Highlights & Insights¶
- Principled over heuristic: Modeling the stability-plasticity tradeoff as a constrained optimization problem rather than an ad hoc trick yields clear theoretical guarantees. The polar decomposition emerges naturally as the optimal solution—a manifestation of mathematical elegance.
- DfI as a "unified theory" of plasticity: Three theorems unify loss landscape curvature, feature rank, and dormant neurons under a single differentiable measure—a contribution that may prove more enduring than the method itself.
- No tuning required: S&P requires balancing shrinkage and noise; FIRE automatically identifies the optimal solution, which is critical for practical deployment.
Limitations & Future Work¶
- Validated only on small LLMs: GPT-0.1B is too small; validation on models with 7B+ parameters is needed.
- Assumes access to past data: This assumption may not hold in certain continual learning scenarios.
- Timing of orthogonalization: The paper applies the operation once at the training midpoint or task boundary; automatic selection of the optimal timing remains unexplored.
- Limited RL experiment scale: Only 3 Atari games and HumanoidBench are evaluated; broader RL benchmarks (e.g., full MuJoCo suite) are not covered.
Related Work & Insights¶
- vs. S&P (Shrink & Perturb): S&P heuristically balances stability and plasticity by shrinking weights and adding random noise. FIRE demonstrates that orthogonal projection is the theoretically optimal solution, of which S&P is a suboptimal approximation.

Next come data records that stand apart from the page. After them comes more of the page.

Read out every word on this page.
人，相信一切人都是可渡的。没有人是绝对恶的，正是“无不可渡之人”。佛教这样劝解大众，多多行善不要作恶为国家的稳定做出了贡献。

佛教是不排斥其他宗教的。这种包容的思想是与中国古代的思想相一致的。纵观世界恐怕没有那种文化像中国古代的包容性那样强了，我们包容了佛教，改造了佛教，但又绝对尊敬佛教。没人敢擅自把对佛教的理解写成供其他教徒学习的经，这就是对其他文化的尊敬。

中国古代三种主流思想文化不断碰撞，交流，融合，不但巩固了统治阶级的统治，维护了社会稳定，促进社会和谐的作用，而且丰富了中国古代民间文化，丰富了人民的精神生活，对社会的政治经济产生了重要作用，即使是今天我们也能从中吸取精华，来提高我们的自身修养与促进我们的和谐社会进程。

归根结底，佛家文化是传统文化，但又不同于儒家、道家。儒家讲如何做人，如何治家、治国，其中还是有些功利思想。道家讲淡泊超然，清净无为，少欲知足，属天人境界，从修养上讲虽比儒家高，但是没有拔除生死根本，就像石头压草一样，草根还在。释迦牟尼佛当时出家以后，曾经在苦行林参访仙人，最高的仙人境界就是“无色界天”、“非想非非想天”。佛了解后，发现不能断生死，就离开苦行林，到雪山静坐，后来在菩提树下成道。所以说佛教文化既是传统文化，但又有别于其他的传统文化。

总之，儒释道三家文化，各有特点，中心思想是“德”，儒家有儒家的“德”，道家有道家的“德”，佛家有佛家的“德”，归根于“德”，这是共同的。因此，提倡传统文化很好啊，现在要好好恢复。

- Analogy with Neon: Neon applies negative extrapolation in weight space to improve generative models; FIRE applies orthogonal projection in weight space to improve continual learning—both exemplify the paradigm of "simple parameter-space transformations yielding substantial gains."
- Connection to LoongRL: Plasticity loss during RL training is a practical concern; FIRE can potentially improve the stability of RL training algorithms such as GRPO.
Rating¶
- Novelty: ⭐⭐⭐⭐⭐ — DfI as a unified measure and the orthogonal Procrustes closed-form solution represent outstanding theoretical contributions.
- Experimental Thoroughness: ⭐⭐⭐⭐ — Validated across vision, NLP, and RL, though the scale of experiments in each domain is limited.
- Writing Quality: ⭐⭐⭐⭐⭐ — Theoretical derivations are clear, the theorem chain is complete, and experimental organization is coherent.
- Value: ⭐⭐⭐⭐⭐ — Minimal and practical—a single line of code addresses a core challenge in continual learning; the DfI measure is broadly reusable.